At 8.30pm I am keen to hear Ronan Guilfoyle’s eight-part suite entitled A Shy-Going Boy, which explores the life and times of his grandfather, Irish revolutionary Joe Guilfoyle. I’m predicting this WPAC Theatre concert to be a festival highlight.

As soon as that finishes I’ll be off to St Pat’s Hall at 10pm-ish to soak up the Shannon Barnett Quartet. But wait, that clashes with Tamara Murphy’s Spirograph Studies in WPAC Hall.

And Melissa Aldana and Crash Trio begin at 10.30pm in WPAC Theatre and on the blues stage Geoff Achison & the Soul Diggers are an old favourite of mine.

There are delicious morsels on the menu and my belly is way too large as it is.

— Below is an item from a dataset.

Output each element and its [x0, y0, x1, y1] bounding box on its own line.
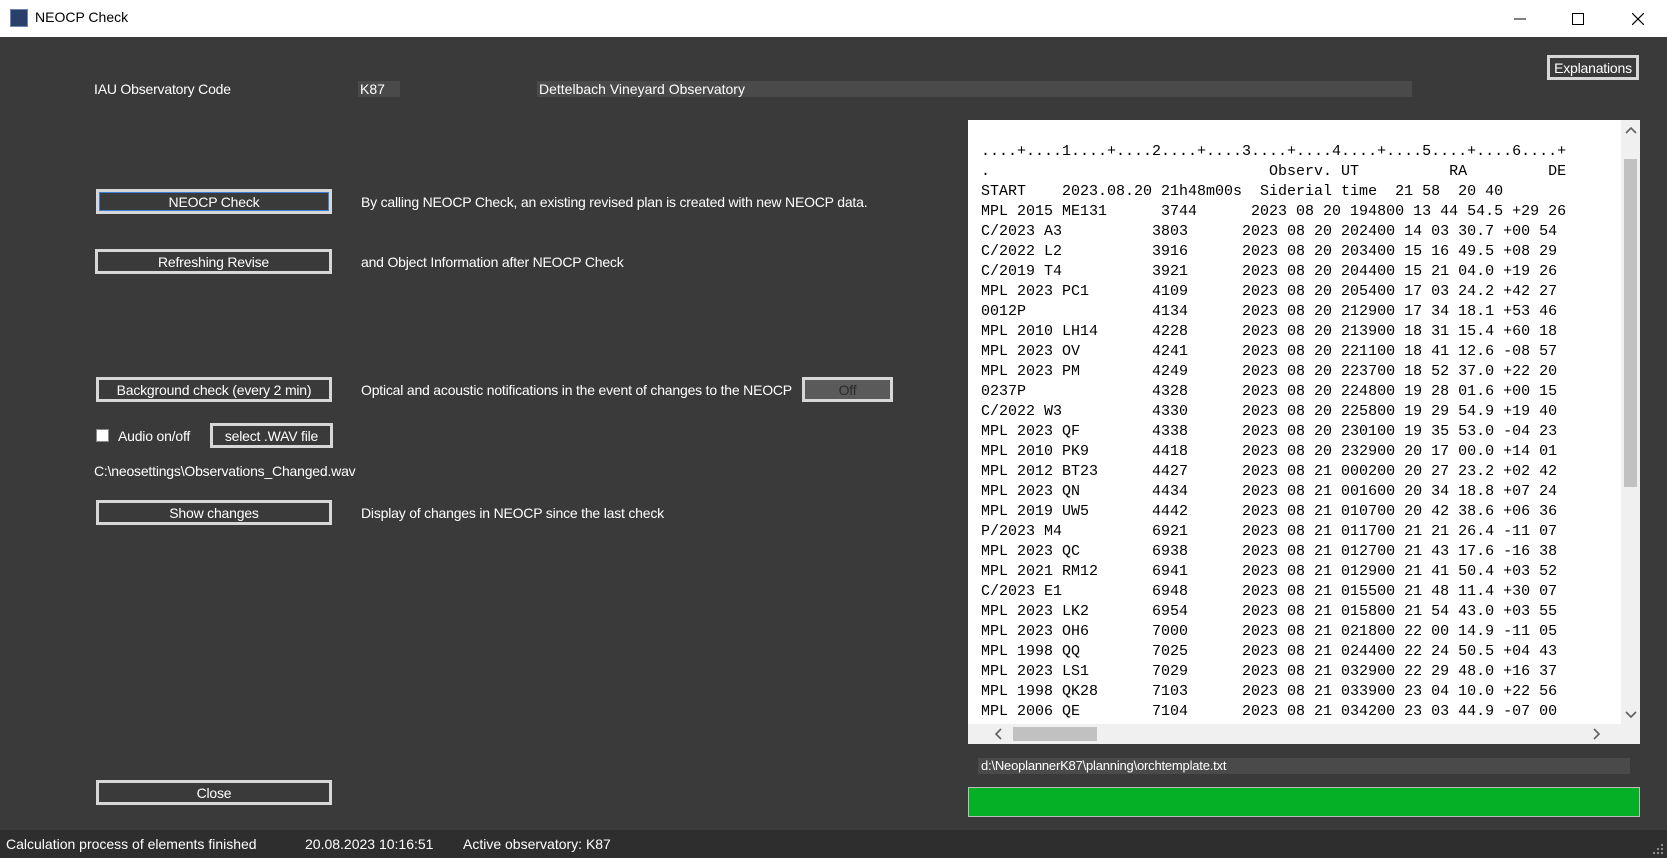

Clashes! They are inevitable. And I have no hair left to pull out.

Time for bed.

Sunday may begin for me at 10.30am in WPAC Hall to hear Joseph O’Connor Trio (this time there will be Confrontations, a suite of six compositions that embody conflict and multiplicity in improvisation, composed with the support of PBS radio’s Young Elder of Jazz commission) followed by more from Shannon Barnett’s quartet at 11am in WPAC Theatre.

At 12.30pm in WPAC Hall I’ll be keen to hear Ronan Guilfoyle Trio, no doubt finding it hard to tear myself away at 1pm to hear the crooning and wailing reeds of Melbourne saxophonist Kellie Santin, who spent 11 years in London before returning in 2013. Santin will be joined by Christian Barbieri guitar, Phil Turcio keyboards, Marty Holoubek bass, Salvador Persico percussion and Darryn Farrugia drums.

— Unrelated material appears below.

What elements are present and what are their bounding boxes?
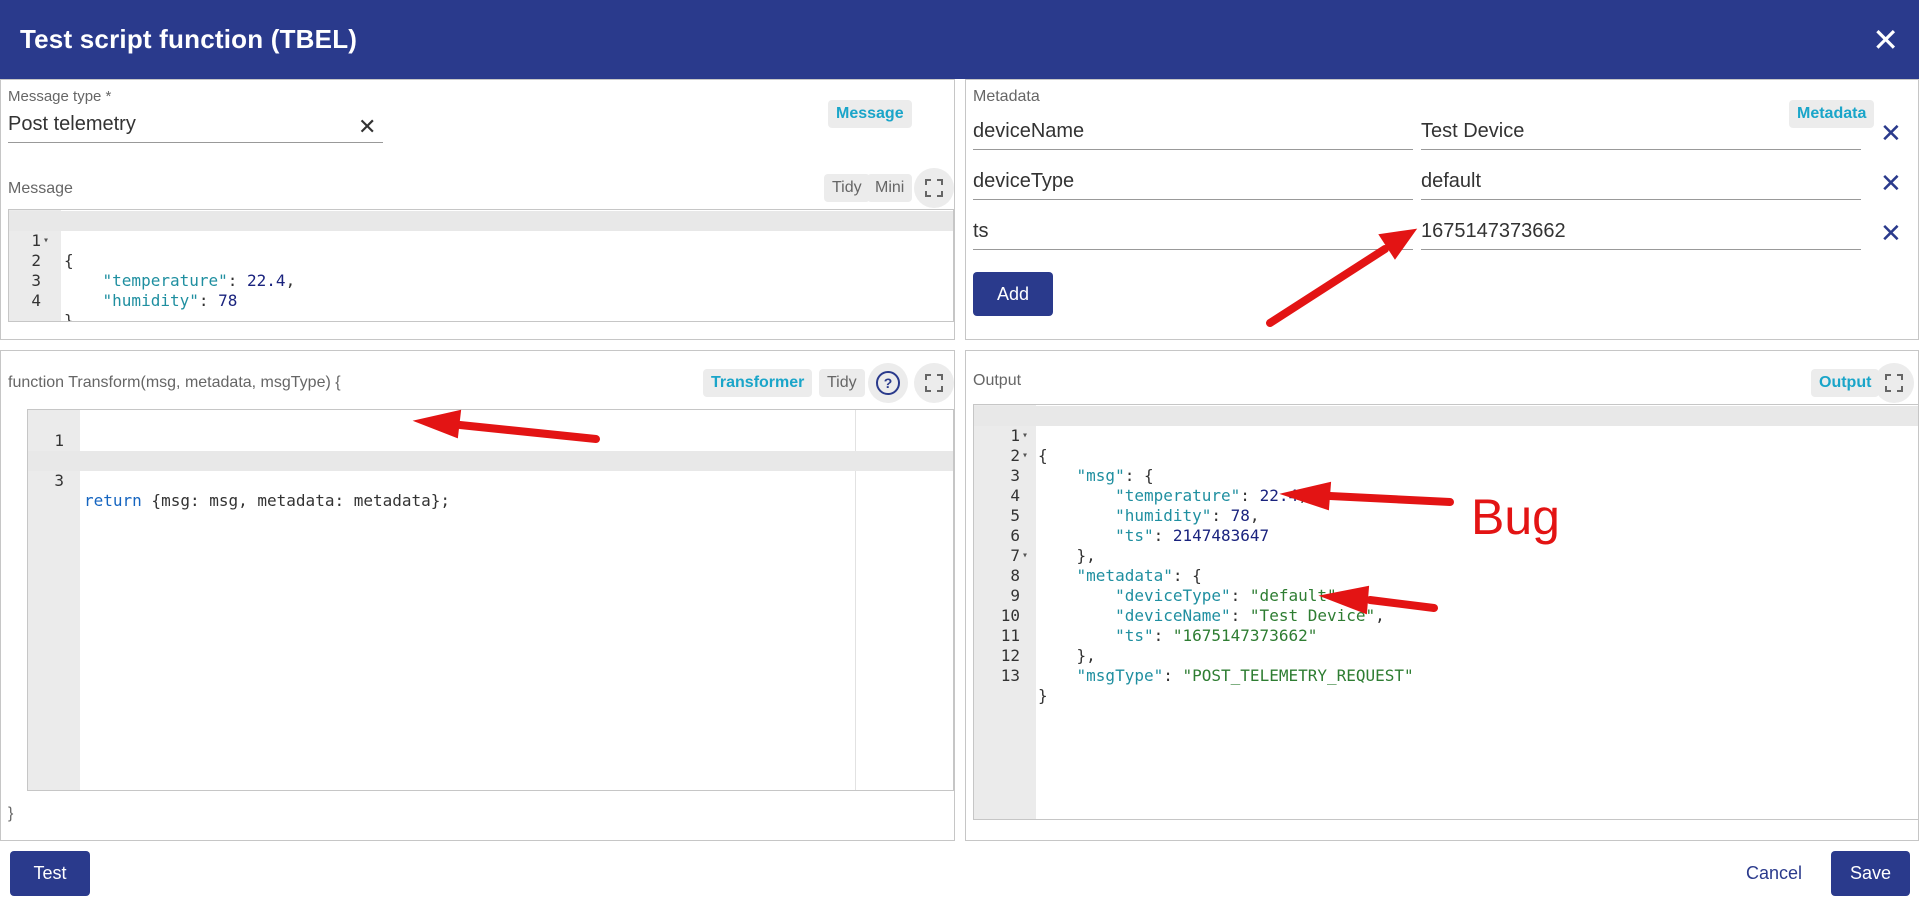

But I hear the sound of clashing concerts again. In Holy Trinity at 1.30pm Adam Simmons and Nick Tsiavos ought not to be missed as they explore a collection of Sixteen Alleluias via soprano sax and acoustic bass.

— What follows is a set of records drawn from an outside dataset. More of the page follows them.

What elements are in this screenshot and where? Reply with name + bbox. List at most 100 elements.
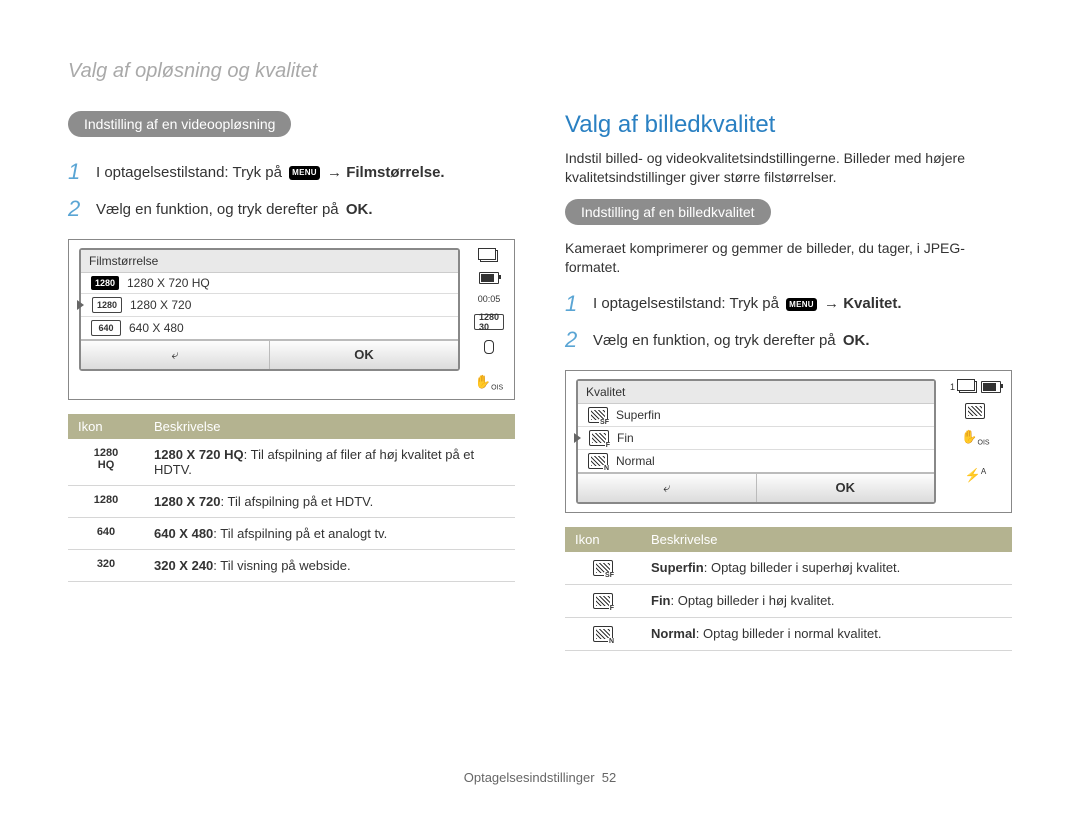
right-intro: Indstil billed- og videokvalitetsindstil… — [565, 149, 1012, 187]
step-1-right: 1 I optagelsestilstand: Tryk på MENU → K… — [565, 289, 1012, 320]
table-row: FFin: Optag billeder i høj kvalitet. — [565, 585, 1012, 618]
th-desc: Beskrivelse — [144, 414, 515, 439]
mic-icon — [484, 340, 494, 354]
step-2-right: 2 Vælg en funktion, og tryk derefter på … — [565, 325, 1012, 356]
rec-time: 00:05 — [478, 294, 501, 304]
cam-row[interactable]: N Normal — [578, 449, 934, 472]
cam-row[interactable]: F Fin — [578, 426, 934, 449]
fps-icon: 128030 — [474, 314, 504, 330]
step1-text-pre: I optagelsestilstand: Tryk på — [96, 164, 286, 181]
camera-screenshot-left: Filmstørrelse 1280 1280 X 720 HQ 1280 12… — [68, 239, 515, 401]
ok-button[interactable]: OK — [270, 341, 458, 369]
table-row: 12801280 X 720: Til afspilning på et HDT… — [68, 486, 515, 518]
step2-text-pre: Vælg en funktion, og tryk derefter på — [96, 201, 343, 218]
res-icon: 1280 — [91, 276, 119, 290]
battery-icon — [479, 272, 499, 284]
cam-row[interactable]: 640 640 X 480 — [81, 316, 458, 339]
left-table: Ikon Beskrivelse 1280HQ1280 X 720 HQ: Ti… — [68, 414, 515, 582]
right-column: Valg af billedkvalitet Indstil billed- o… — [565, 111, 1012, 651]
step1-text-post: → Kvalitet. — [824, 295, 902, 312]
step1-text-post: → Filmstørrelse. — [327, 164, 445, 181]
cam-title: Kvalitet — [578, 381, 934, 404]
pointer-icon — [574, 433, 581, 443]
cam-row-label: Superfin — [616, 408, 661, 422]
cam-row-label: Normal — [616, 454, 655, 468]
cam-title: Filmstørrelse — [81, 250, 458, 273]
row-icon: 640 — [68, 518, 144, 550]
group-icon — [480, 250, 498, 262]
table-row: SFSuperfin: Optag billeder i superhøj kv… — [565, 552, 1012, 585]
ok-text: OK. — [843, 332, 870, 349]
page-footer: Optagelsesindstillinger 52 — [0, 770, 1080, 785]
camera-screenshot-right: Kvalitet SF Superfin F Fin N — [565, 370, 1012, 513]
step-number: 2 — [68, 194, 86, 225]
footer-page: 52 — [602, 770, 616, 785]
page-subtitle: Valg af opløsning og kvalitet — [68, 60, 1012, 83]
back-button[interactable]: ⤶ — [578, 474, 757, 502]
ois-icon: ✋OIS — [961, 429, 989, 447]
row-icon: 1280 — [68, 486, 144, 518]
step2-text-pre: Vælg en funktion, og tryk derefter på — [593, 332, 840, 349]
row-icon: SF — [565, 552, 641, 585]
cam-row-label: Fin — [617, 431, 634, 445]
row-desc: Superfin: Optag billeder i superhøj kval… — [641, 552, 1012, 585]
right-table: Ikon Beskrivelse SFSuperfin: Optag bille… — [565, 527, 1012, 651]
step-number: 2 — [565, 325, 583, 356]
cam-row-label: 640 X 480 — [129, 321, 184, 335]
cam-option-list: SF Superfin F Fin N Normal — [578, 404, 934, 472]
res-icon: 1280 — [92, 297, 122, 313]
quality-status-icon — [965, 403, 985, 419]
step-number: 1 — [68, 157, 86, 188]
step-2-left: 2 Vælg en funktion, og tryk derefter på … — [68, 194, 515, 225]
res-icon: 640 — [91, 320, 121, 336]
back-button[interactable]: ⤶ — [81, 341, 270, 369]
footer-label: Optagelsesindstillinger — [464, 770, 595, 785]
step-1-left: 1 I optagelsestilstand: Tryk på MENU → F… — [68, 157, 515, 188]
row-desc: 640 X 480: Til afspilning på et analogt … — [144, 518, 515, 550]
quality-icon: F — [589, 430, 609, 446]
th-icon: Ikon — [565, 527, 641, 552]
row-desc: Fin: Optag billeder i høj kvalitet. — [641, 585, 1012, 618]
battery-icon — [981, 381, 1001, 393]
th-icon: Ikon — [68, 414, 144, 439]
flash-icon: ⚡A — [965, 467, 987, 483]
quality-icon: N — [588, 453, 608, 469]
row-icon: 1280HQ — [68, 439, 144, 486]
cam-row-label: 1280 X 720 — [130, 298, 191, 312]
ok-button[interactable]: OK — [757, 474, 935, 502]
table-row: 640640 X 480: Til afspilning på et analo… — [68, 518, 515, 550]
right-heading: Valg af billedkvalitet — [565, 111, 1012, 139]
left-column: Indstilling af en videoopløsning 1 I opt… — [68, 111, 515, 651]
row-icon: 320 — [68, 550, 144, 582]
menu-icon: MENU — [786, 298, 817, 311]
table-row: 320320 X 240: Til visning på webside. — [68, 550, 515, 582]
row-desc: 320 X 240: Til visning på webside. — [144, 550, 515, 582]
row-desc: 1280 X 720 HQ: Til afspilning af filer a… — [144, 439, 515, 486]
right-para: Kameraet komprimerer og gemmer de billed… — [565, 239, 1012, 277]
row-icon: F — [565, 585, 641, 618]
left-section-pill: Indstilling af en videoopløsning — [68, 111, 291, 137]
group-icon — [959, 381, 977, 393]
cam-option-list: 1280 1280 X 720 HQ 1280 1280 X 720 640 6… — [81, 273, 458, 339]
right-section-pill: Indstilling af en billedkvalitet — [565, 199, 771, 225]
ok-text: OK. — [346, 201, 373, 218]
cam-row[interactable]: 1280 1280 X 720 — [81, 293, 458, 316]
th-desc: Beskrivelse — [641, 527, 1012, 552]
step1-text-pre: I optagelsestilstand: Tryk på — [593, 295, 783, 312]
ois-icon: ✋OIS — [475, 374, 503, 392]
menu-icon: MENU — [289, 166, 320, 179]
pointer-icon — [77, 300, 84, 310]
row-desc: 1280 X 720: Til afspilning på et HDTV. — [144, 486, 515, 518]
count: 1 — [950, 382, 955, 392]
row-icon: N — [565, 618, 641, 651]
quality-icon: SF — [588, 407, 608, 423]
table-row: NNormal: Optag billeder i normal kvalite… — [565, 618, 1012, 651]
table-row: 1280HQ1280 X 720 HQ: Til afspilning af f… — [68, 439, 515, 486]
row-desc: Normal: Optag billeder i normal kvalitet… — [641, 618, 1012, 651]
cam-row[interactable]: 1280 1280 X 720 HQ — [81, 273, 458, 293]
cam-row[interactable]: SF Superfin — [578, 404, 934, 426]
cam-side-icons: 00:05 128030 ✋OIS — [474, 248, 504, 392]
cam-row-label: 1280 X 720 HQ — [127, 276, 210, 290]
cam-side-icons: 1 ✋OIS ⚡A — [950, 379, 1001, 483]
step-number: 1 — [565, 289, 583, 320]
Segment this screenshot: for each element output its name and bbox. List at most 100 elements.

And — clash, clash, clash go the festival cymbals — at 2.30pm in WPAC Hall tabla player Bobby Singh joins the great Sandy Evans and her trio of bass player Brett Hirst and drummer Toby Hall in a concert featuring excerpts from their acclaimed album Kapture, a tribute to Ahmed Kathrada, a South African anti-apartheid activist who was imprisoned with Nelson Mandela for 26 years.

But — clash, clash — at 3pm in WPAC Theatre I have the chance to make up for missing Barney McAll & ASIO — featuring fellow-past winners of the National Jazz Awards, Julien Wilson (saxophone), Stephen Magnusson (guitar) and Sam Anning (bass), and an exciting young talent on drums, Dom Stitt — in a Melbourne International Jazz Festival outing at Merlyn Theatre, Malthouse.

Where to go? What to hear? Like any excellent menu, there are too many items from which to choose, all of them bound to be deeply satisfying. It’s a luxury to have such choices, but it’s also a pain in the …

At 4pm Origami, which is Adam Simmons on alto sax and bass clarinet, Howard Cairns on double bass and concertina, and Hugh Harvey on drums, will be definitely worth a visit (if only to see what colour socks Adam is wearing).

But I reckon there is only one option at 5pm, and that’s the finals of the National Jazz Awards in WPAC Theatre — a chance to hear the three finalists do battle with their saxophones. Gerry Koster will be in conversation with one of the festival musicians while the judges deliberate — worth staying to hear.

Time for some sustenance, then Andrea Keller presents Transients I with Sam Anning on double bass and Julien Wilson on bass clarinet and tenor sax at 8pm in WPAC Hall.

In WPAC Theatre at 8.30pm jazz vocalist and composer Chris McNulty — returning from 28 years in New York City and in 2013 winner of an Australian Bell Award for Best Vocal Jazz Album for The Song That Sings You Here — will preside over a chamber ensemble and jazz quintet for Eternal.

McNulty will be a huge drawcard, but I may slip out into WPAC Hall at 9pm to hear a bunch of other women — Sandy Evans, Angela Davis, Andrea Keller, Zoe Hauptmann and Sonja Horbelt — performing as the Melbourne Women’s International Jazz Festival Quintet.

From 10.30pm the undoubtedly crowded WPAC Theatre will hear Australia’s best-known jazz musician, consummate entertainer James Morrison along with sons William (guitar) and Harry (bass), plus Patrick Danao on drums.

In the Pinsent Hotel, Dixie Jack should still be firing until almost midnight, followed by the traditional jam session into the wee hours.

Will I still be firing? Hope so. You never know what might happen at a late-night jam session.